Obama went aggressive – and looked offensive
By Janet Daley US politics Last updated: October 17th, 2012
So he decided to make up for being too passive last time. That was predictable enough. In fact, everybody and his wife was predicting that Barack Obama would go on the offence for this one and that's exactly what he did. But there is an important difference between between being on the offensive and being offensive which his advisers seemed to have missed. Time and again, he interrupted both Romney and the chairman. He may not have sniggered and laughed out loud but there was definitely an air of the Joe Biden playbook here.
It was a messier debate all around with questions coming from unexpected (and some will argue, tangential) directions. But the important fact was that Romney won on points and on manner. He remained calm and fluent – even under provocation – and seemed completely secure in his grasp of detail. Obama was defensive (understandably perhaps because he is the incumbent having to defend his record) but more significantly, he did not seem to have the command of fact that his opponent had. The President often hesitated and appeared to lose focus – a trait which has been noted before when he speaks off the cuff. In what looked like desperation in the final moments, he fell back on a reminder of the infamous Romney "47 per cent" gaffe. This looked cheap, considering that it is now very old news which has been buried by Romney's later performances.

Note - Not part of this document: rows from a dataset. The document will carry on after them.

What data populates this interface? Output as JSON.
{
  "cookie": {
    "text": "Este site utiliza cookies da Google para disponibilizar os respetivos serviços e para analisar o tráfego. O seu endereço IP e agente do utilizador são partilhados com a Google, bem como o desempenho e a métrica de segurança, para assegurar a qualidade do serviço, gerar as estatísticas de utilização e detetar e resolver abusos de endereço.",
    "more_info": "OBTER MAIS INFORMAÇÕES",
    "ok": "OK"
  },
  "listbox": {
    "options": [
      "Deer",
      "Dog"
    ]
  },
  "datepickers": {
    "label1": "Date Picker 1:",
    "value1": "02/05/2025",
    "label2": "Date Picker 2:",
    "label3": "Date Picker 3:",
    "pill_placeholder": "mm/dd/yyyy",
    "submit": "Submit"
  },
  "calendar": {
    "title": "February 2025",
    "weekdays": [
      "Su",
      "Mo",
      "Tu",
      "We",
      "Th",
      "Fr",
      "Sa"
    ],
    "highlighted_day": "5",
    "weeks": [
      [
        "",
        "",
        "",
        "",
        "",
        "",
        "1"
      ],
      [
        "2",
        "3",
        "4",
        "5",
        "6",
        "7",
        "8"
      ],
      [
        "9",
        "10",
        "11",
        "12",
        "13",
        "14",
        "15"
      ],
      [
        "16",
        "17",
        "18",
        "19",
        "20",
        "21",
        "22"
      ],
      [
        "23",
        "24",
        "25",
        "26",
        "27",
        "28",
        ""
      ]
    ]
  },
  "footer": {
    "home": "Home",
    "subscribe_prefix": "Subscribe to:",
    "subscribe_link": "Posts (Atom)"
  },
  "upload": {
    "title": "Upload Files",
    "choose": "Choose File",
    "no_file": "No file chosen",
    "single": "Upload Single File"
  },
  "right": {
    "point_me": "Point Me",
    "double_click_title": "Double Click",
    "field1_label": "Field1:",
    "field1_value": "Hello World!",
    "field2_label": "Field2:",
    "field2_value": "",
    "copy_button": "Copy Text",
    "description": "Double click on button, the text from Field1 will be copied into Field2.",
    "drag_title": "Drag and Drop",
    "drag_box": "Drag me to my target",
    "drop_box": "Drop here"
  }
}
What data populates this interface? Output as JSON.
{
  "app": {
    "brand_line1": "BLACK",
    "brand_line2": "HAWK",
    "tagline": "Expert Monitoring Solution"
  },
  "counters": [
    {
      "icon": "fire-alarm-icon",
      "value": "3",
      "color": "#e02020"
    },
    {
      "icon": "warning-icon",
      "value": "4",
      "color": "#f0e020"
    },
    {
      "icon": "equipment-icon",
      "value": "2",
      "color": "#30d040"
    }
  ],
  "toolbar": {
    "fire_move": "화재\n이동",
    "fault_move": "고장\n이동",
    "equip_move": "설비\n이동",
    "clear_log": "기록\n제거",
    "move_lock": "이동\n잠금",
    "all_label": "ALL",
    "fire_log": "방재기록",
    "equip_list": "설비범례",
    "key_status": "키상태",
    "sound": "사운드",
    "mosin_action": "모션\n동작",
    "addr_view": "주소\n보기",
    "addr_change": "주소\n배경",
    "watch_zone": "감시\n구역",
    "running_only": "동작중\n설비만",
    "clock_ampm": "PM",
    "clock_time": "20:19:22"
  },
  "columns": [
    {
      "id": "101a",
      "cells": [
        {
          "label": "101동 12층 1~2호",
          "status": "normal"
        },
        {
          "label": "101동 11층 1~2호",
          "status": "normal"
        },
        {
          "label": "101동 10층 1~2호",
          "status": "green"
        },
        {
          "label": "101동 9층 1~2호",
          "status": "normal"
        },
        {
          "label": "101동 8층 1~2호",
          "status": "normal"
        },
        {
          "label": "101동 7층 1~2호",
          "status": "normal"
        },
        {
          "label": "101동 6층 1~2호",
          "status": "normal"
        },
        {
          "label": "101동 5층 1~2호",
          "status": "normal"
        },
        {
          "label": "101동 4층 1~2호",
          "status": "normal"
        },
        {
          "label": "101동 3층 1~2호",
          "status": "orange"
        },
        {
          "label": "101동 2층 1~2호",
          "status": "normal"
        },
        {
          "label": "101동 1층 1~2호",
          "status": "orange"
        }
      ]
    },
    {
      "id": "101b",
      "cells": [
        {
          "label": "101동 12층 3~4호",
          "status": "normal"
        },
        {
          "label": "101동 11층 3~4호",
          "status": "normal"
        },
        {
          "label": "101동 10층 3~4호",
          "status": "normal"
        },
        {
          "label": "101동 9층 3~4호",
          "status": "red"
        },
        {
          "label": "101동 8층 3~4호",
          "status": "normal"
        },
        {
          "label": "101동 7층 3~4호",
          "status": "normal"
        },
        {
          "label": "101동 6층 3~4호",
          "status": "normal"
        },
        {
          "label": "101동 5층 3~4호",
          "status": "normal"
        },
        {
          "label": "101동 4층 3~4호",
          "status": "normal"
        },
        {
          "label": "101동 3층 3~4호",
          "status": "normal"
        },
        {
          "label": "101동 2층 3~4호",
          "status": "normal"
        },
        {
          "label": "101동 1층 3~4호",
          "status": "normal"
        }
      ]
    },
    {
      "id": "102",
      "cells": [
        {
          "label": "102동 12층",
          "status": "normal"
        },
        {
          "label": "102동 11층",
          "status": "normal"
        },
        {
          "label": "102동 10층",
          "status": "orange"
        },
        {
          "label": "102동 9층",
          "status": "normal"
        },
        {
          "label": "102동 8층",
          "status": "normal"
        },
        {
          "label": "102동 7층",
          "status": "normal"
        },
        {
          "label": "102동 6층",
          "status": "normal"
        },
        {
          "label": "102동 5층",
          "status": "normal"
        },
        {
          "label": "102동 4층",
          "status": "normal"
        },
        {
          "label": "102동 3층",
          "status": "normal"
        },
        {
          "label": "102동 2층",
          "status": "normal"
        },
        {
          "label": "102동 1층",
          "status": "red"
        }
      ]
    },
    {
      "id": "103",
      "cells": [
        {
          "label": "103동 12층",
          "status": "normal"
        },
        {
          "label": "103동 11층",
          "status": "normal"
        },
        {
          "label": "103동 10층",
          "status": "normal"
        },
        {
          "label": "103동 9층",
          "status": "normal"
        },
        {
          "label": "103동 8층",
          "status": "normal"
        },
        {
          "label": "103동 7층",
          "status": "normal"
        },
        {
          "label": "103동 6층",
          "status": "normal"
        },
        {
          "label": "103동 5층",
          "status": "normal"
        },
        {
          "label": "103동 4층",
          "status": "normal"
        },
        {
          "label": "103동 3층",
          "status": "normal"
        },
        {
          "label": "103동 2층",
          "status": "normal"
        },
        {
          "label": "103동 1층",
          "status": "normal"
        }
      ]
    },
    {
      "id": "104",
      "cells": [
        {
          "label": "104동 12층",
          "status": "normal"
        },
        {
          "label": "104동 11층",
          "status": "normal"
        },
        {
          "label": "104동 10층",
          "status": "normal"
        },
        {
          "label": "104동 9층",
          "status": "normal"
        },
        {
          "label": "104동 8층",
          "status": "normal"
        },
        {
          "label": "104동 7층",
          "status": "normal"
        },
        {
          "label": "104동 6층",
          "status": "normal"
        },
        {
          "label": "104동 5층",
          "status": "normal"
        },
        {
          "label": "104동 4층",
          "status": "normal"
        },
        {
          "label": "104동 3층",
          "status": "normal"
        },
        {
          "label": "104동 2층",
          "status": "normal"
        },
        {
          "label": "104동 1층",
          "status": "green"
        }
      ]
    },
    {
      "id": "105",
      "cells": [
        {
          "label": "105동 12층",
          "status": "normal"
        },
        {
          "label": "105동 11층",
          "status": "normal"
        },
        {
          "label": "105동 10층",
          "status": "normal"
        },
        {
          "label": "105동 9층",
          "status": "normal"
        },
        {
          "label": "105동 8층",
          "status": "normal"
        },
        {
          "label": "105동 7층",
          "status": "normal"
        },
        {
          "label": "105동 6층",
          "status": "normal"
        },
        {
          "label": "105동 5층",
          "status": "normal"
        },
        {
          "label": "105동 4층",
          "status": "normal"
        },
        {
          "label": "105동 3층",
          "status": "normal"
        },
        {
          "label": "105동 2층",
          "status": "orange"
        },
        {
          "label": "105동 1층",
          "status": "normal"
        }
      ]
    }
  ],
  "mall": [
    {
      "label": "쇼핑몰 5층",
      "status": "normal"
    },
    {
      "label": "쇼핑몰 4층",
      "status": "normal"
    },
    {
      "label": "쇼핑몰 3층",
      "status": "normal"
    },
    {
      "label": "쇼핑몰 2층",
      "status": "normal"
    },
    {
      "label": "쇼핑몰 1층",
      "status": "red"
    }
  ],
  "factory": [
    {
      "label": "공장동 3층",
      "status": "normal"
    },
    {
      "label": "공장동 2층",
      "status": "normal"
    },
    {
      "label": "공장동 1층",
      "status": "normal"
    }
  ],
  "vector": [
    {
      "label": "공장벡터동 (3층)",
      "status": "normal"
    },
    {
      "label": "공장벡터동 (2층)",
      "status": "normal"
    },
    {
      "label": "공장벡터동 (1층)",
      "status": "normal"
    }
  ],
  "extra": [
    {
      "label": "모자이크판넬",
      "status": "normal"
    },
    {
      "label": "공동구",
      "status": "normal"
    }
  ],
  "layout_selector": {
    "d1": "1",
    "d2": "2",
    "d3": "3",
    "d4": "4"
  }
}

Perhaps the most telling remark that Romney made was that the President was "great as a speaker" – that his vision for America was fine but that his policies did not work. There is the nub of it: what has been wrong with the Obama presidency is that it has been all rhetoric and very little effectual action. And what action there has been – on Obamacare – will discourage job creation and slow the the growth of the economy. The Republican contender only needed a draw to maintain his momentum but he got a win. Round two to Romney.